The Australian Army Band under Latham's direction premiered the Bapaume movement from The Diggers' Requiem on April 20 in Bapaume, France, a village that was destroyed. The movement combines the music of Westlake and a New Zealand-Australian composer from the period, Alex Lithgow, who wrote the Victoria March which the band played as they entered the town on March 17, 1917.
Kats-Chernin's Lacrimosa movement from The Diggers' Requiem, which represents the tragic battles of Bullecourt, in which thousands of Australian, British and German soldiers died, will also be performed by the same musicians in Bullecourt on Anzac Day.
Latham says: "I am doing the military band versions this year to preview the piece and also mark the events that occurred in 1917. There will eventually be two versions – one for the military bands to play and one for full orchestra choir and soloists. The orchestral premiere occurs with the Orchestre de Picardie and musicians from the Jenaer Philharmonic on April 23, 2018, in Amiens at the Cirque Jules Verne."
As for the other project, Latham says: "I am really looking forward to the 100 Songs Project in which we will record 100 songs sung and performed during World War I, many for the first time over the next two years. People will be able to download them from the Australian War Memorial site. The memorial holds a growing collection of sheet music which currently includes more than 900 titles, some of which were written by serving soldiers, either during the war or after their return to Australia, or by iconic and well-known composers and lyricists.

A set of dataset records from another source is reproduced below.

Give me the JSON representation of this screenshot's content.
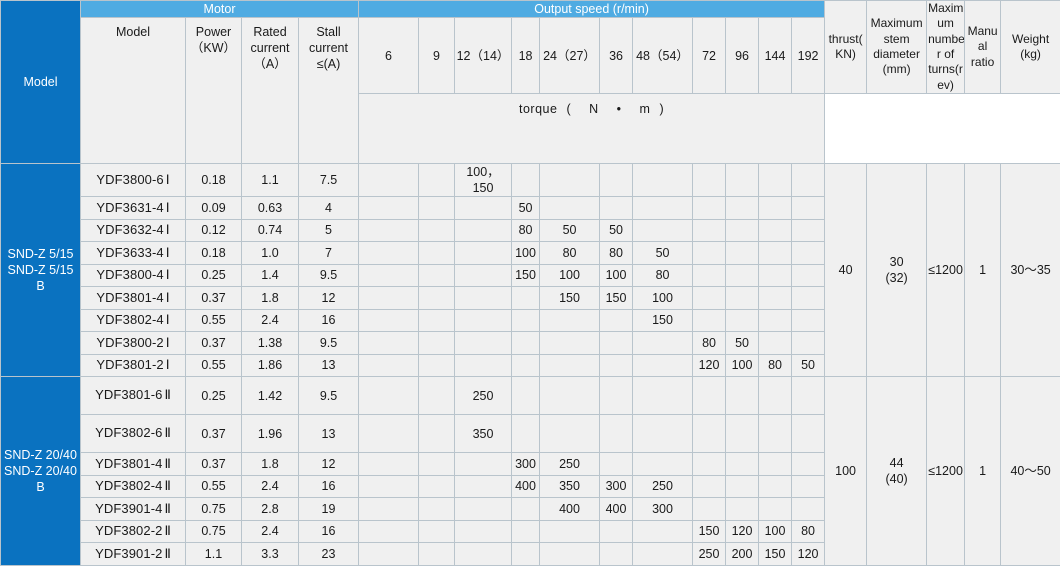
{
  "header": {
    "model_col": "Model",
    "motor_group": "Motor",
    "motor_sub": [
      "Model",
      "Power（KW）",
      "Rated current（A）",
      "Stall current ≤(A)"
    ],
    "motor_sub_lines": [
      [
        "Model"
      ],
      [
        "Power",
        "（KW）"
      ],
      [
        "Rated",
        "current",
        "（A）"
      ],
      [
        "Stall",
        "current",
        "≤(A)"
      ]
    ],
    "output_speed_group": "Output speed (r/min)",
    "speeds": [
      "6",
      "9",
      "12（14）",
      "18",
      "24（27）",
      "36",
      "48（54）",
      "72",
      "96",
      "144",
      "192"
    ],
    "torque_label": "torque（N • m）",
    "torque_parts": [
      "torque",
      "(",
      "N",
      "•",
      "m",
      ")"
    ],
    "thrust": "thrust(KN)",
    "thrust_lines": [
      "thrust(",
      "KN)"
    ],
    "max_stem_diameter": "Maximum stem diameter (mm)",
    "max_stem_diameter_lines": [
      "Maximum",
      "stem",
      "diameter",
      "(mm)"
    ],
    "max_turns": "Maximum number of turns(rev)",
    "max_turns_lines": [
      "Maxim",
      "um",
      "numbe",
      "r of",
      "turns(r",
      "ev)"
    ],
    "manual_ratio": "Manual ratio",
    "manual_ratio_lines": [
      "Manu",
      "al",
      "ratio"
    ],
    "weight": "Weight (kg)",
    "weight_lines": [
      "Weight",
      "(kg)"
    ]
  },
  "colors": {
    "header_dark_blue": "#0a72c0",
    "header_light_blue": "#4fabe2",
    "grid_line": "#b9c4cc",
    "cell_bg": "#f0f0f0",
    "body_bg": "#fbfbfb"
  },
  "groups": [
    {
      "name_lines": [
        "SND-Z 5/15",
        "SND-Z 5/15",
        "B"
      ],
      "thrust": "40",
      "stem_diameter_lines": [
        "30",
        "(32)"
      ],
      "max_turns": "≤1200",
      "manual_ratio": "1",
      "weight": "30～35",
      "rows": [
        {
          "model": "YDF3800-6",
          "roman": "Ⅰ",
          "power": "0.18",
          "rated": "1.1",
          "stall": "7.5",
          "torque": [
            "",
            "",
            "100，150",
            "",
            "",
            "",
            "",
            "",
            "",
            "",
            ""
          ]
        },
        {
          "model": "YDF3631-4",
          "roman": "Ⅰ",
          "power": "0.09",
          "rated": "0.63",
          "stall": "4",
          "torque": [
            "",
            "",
            "",
            "50",
            "",
            "",
            "",
            "",
            "",
            "",
            ""
          ]
        },
        {
          "model": "YDF3632-4",
          "roman": "Ⅰ",
          "power": "0.12",
          "rated": "0.74",
          "stall": "5",
          "torque": [
            "",
            "",
            "",
            "80",
            "50",
            "50",
            "",
            "",
            "",
            "",
            ""
          ]
        },
        {
          "model": "YDF3633-4",
          "roman": "Ⅰ",
          "power": "0.18",
          "rated": "1.0",
          "stall": "7",
          "torque": [
            "",
            "",
            "",
            "100",
            "80",
            "80",
            "50",
            "",
            "",
            "",
            ""
          ]
        },
        {
          "model": "YDF3800-4",
          "roman": "Ⅰ",
          "power": "0.25",
          "rated": "1.4",
          "stall": "9.5",
          "torque": [
            "",
            "",
            "",
            "150",
            "100",
            "100",
            "80",
            "",
            "",
            "",
            ""
          ]
        },
        {
          "model": "YDF3801-4",
          "roman": "Ⅰ",
          "power": "0.37",
          "rated": "1.8",
          "stall": "12",
          "torque": [
            "",
            "",
            "",
            "",
            "150",
            "150",
            "100",
            "",
            "",
            "",
            ""
          ]
        },
        {
          "model": "YDF3802-4",
          "roman": "Ⅰ",
          "power": "0.55",
          "rated": "2.4",
          "stall": "16",
          "torque": [
            "",
            "",
            "",
            "",
            "",
            "",
            "150",
            "",
            "",
            "",
            ""
          ]
        },
        {
          "model": "YDF3800-2",
          "roman": "Ⅰ",
          "power": "0.37",
          "rated": "1.38",
          "stall": "9.5",
          "torque": [
            "",
            "",
            "",
            "",
            "",
            "",
            "",
            "80",
            "50",
            "",
            ""
          ]
        },
        {
          "model": "YDF3801-2",
          "roman": "Ⅰ",
          "power": "0.55",
          "rated": "1.86",
          "stall": "13",
          "torque": [
            "",
            "",
            "",
            "",
            "",
            "",
            "",
            "120",
            "100",
            "80",
            "50"
          ]
        }
      ]
    },
    {
      "name_lines": [
        "SND-Z 20/40",
        "SND-Z 20/40",
        "B"
      ],
      "thrust": "100",
      "stem_diameter_lines": [
        "44",
        "(40)"
      ],
      "max_turns": "≤1200",
      "manual_ratio": "1",
      "weight": "40～50",
      "rows": [
        {
          "model": "YDF3801-6",
          "roman": "Ⅱ",
          "power": "0.25",
          "rated": "1.42",
          "stall": "9.5",
          "tall": true,
          "torque": [
            "",
            "",
            "250",
            "",
            "",
            "",
            "",
            "",
            "",
            "",
            ""
          ]
        },
        {
          "model": "YDF3802-6",
          "roman": "Ⅱ",
          "power": "0.37",
          "rated": "1.96",
          "stall": "13",
          "tall": true,
          "torque": [
            "",
            "",
            "350",
            "",
            "",
            "",
            "",
            "",
            "",
            "",
            ""
          ]
        },
        {
          "model": "YDF3801-4",
          "roman": "Ⅱ",
          "power": "0.37",
          "rated": "1.8",
          "stall": "12",
          "tall": false,
          "torque": [
            "",
            "",
            "",
            "300",
            "250",
            "",
            "",
            "",
            "",
            "",
            ""
          ]
        },
        {
          "model": "YDF3802-4",
          "roman": "Ⅱ",
          "power": "0.55",
          "rated": "2.4",
          "stall": "16",
          "tall": false,
          "torque": [
            "",
            "",
            "",
            "400",
            "350",
            "300",
            "250",
            "",
            "",
            "",
            ""
          ]
        },
        {
          "model": "YDF3901-4",
          "roman": "Ⅱ",
          "power": "0.75",
          "rated": "2.8",
          "stall": "19",
          "tall": false,
          "torque": [
            "",
            "",
            "",
            "",
            "400",
            "400",
            "300",
            "",
            "",
            "",
            ""
          ]
        },
        {
          "model": "YDF3802-2",
          "roman": "Ⅱ",
          "power": "0.75",
          "rated": "2.4",
          "stall": "16",
          "tall": false,
          "torque": [
            "",
            "",
            "",
            "",
            "",
            "",
            "",
            "150",
            "120",
            "100",
            "80"
          ]
        },
        {
          "model": "YDF3901-2",
          "roman": "Ⅱ",
          "power": "1.1",
          "rated": "3.3",
          "stall": "23",
          "tall": false,
          "torque": [
            "",
            "",
            "",
            "",
            "",
            "",
            "",
            "250",
            "200",
            "150",
            "120"
          ]
        }
      ]
    }
  ]
}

"A number of the songs were performed by concert parties, or were heard at concerts in London or in France. The 100 Songs Project are songs which have connections to war diaries or the like that Theresa Cronk of the memorial has curated – we know they were sung during World War I in various contexts."
He says that as many are unknown and unrecorded, recordings will be made for long-term research purposes – and a CD might be issued in 2018.
"My role is to recover music from the conflicts of World War I, World War II and Vietnam and thereby to enrich the music collection for the Australian War Memorial and also give a human face to our nation's losses," Latham says. "Music had such an important role in helping people express their grief and to sustain them throughout these wars."